Government bureaucracy moves slower than molasses in January. That kills people. The elected Democrats have an opportunity to change that right now if they could only agree to an immediate paradigm shift. I doubt they will, but I have some suggestions for how they can right now – perhaps saving lives as a result of the process.

In the aftermath of Hurricane Katrina, beltway politicians are squabbling about who will investigate the massive failure of the federal, state and local governments and how those investigations will proceed. That is not acceptable. Both sides are wrong here as they snipe at each other while avoiding the real problem: what’s the fastest way to change the systems that could not respond those suffering and who died as a result?

Now is not the time for business as usual. Any further delay in fixing those systems places more American lives in jeopardy. That must be the prime motive in taking appropriate action immediately and you can’t wait for old, broken processes that take months and years when the next catastrophe could take place tomorrow.

There are two issues to consider now: how did the system fail and what can the politicians and civil servants do to change it? The first will take longer to plough through. The second can be addressed now.

Drawing from my experience on boards and committees, what I would like the Democrats to do (and you can call me naive or simplistic if you like) is this:

  1. Set up an informal meeting of Democratic representatives and security experts (like Richard Clarke), chosen by Harry Reid, to examine the situation ie. a brainstorming session. I don’t care if they meet in a basement in DC, in a Las Vegas casino or in somebody’s family room. Just meet.
  2. Assign tasks ie. have 2 or 3 look at the fed’s emergency plan, the responsibilities of each agency and report back to the committee quickly
  3. Upon receiving summaries of what’s already in place, look for deficits in those plans according to an overview of the timeline of the response to Katrina (they don’t need every last detail for that investigation)
  4. Suggest changes that can be implemented immediately ie. things that would not require an act of congress or major gov’t/agency restructuring
  5. Suggest action items that will require more formal action in the long term
  6. Publicize, publicize, publicize. That accomplishes two things: putting pressure on the Republicans to make immediate changes instead of stalling in the name of formal hearings and showing Americans that the Democrats have a tangible strategy for keeping them safe and sound.

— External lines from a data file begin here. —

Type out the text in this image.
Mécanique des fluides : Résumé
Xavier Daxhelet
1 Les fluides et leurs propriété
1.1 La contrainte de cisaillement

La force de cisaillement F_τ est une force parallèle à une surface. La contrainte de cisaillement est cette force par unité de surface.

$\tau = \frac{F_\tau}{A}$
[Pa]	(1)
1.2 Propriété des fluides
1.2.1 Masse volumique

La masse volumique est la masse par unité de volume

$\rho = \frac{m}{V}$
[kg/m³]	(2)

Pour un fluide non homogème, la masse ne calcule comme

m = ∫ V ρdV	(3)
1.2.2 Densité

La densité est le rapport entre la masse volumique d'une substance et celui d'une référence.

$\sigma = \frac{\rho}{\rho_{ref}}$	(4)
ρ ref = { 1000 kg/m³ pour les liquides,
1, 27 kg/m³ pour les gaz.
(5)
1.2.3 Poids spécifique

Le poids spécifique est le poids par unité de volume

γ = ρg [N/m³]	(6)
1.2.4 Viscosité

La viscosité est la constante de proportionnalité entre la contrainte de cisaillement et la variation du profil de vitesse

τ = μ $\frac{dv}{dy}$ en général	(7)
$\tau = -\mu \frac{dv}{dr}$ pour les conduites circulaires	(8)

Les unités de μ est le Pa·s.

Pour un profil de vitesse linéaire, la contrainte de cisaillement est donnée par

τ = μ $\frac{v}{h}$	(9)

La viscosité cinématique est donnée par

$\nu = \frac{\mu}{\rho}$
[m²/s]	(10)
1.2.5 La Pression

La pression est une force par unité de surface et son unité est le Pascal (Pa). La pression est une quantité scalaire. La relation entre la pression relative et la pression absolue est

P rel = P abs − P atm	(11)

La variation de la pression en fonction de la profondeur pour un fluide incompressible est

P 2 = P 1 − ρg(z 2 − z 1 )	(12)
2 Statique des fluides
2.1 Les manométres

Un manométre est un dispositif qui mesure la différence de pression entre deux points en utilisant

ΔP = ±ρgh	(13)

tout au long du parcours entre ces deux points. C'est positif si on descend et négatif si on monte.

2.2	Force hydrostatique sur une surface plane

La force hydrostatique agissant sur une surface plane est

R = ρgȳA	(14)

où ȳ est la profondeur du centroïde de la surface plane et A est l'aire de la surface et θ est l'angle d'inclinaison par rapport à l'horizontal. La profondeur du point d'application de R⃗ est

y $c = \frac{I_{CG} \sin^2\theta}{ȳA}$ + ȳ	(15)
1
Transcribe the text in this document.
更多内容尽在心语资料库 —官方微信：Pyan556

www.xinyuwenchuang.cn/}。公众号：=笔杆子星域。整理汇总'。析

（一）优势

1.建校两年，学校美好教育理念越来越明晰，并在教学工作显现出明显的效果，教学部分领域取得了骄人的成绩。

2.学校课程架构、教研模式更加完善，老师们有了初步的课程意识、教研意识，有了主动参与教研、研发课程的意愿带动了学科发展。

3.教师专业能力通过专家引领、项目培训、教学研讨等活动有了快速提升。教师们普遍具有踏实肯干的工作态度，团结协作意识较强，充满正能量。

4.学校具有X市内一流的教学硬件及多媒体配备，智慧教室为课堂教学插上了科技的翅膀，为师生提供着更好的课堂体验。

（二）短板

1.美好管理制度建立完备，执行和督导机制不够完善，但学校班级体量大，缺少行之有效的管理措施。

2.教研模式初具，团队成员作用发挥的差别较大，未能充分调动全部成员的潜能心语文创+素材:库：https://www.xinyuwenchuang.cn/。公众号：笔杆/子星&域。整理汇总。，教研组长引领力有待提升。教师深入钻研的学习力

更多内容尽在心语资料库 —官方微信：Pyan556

You may be looking at that list thinking it’s a massive undertaking that could take months. I disagree. If done efficiently, such an investigation could be wrapped up in a month or so. The reason I believe this is that there are already emergency protocols in place. According to many experts, the bureaucracy failed more than the plans. It would not take much, in my opinion, to correct both of those aspects in a very short period of time. The ideas and opinions are already out there. We’ve all heard and seen the reaction. It can only serve your country well to gather them quickly – sidestepping formal investigative processes – in order to remedy them ASAP. The Republicans in power would ignore such remedies to their own detriment if presented with a clear plan of action that they could not shove aside.

I think such a plan of action is viable and workable and, for once, I’d like to see the elected Democrats step outside of the restraints that keep them from doing what their job is: securing the life and liberty of all Americans.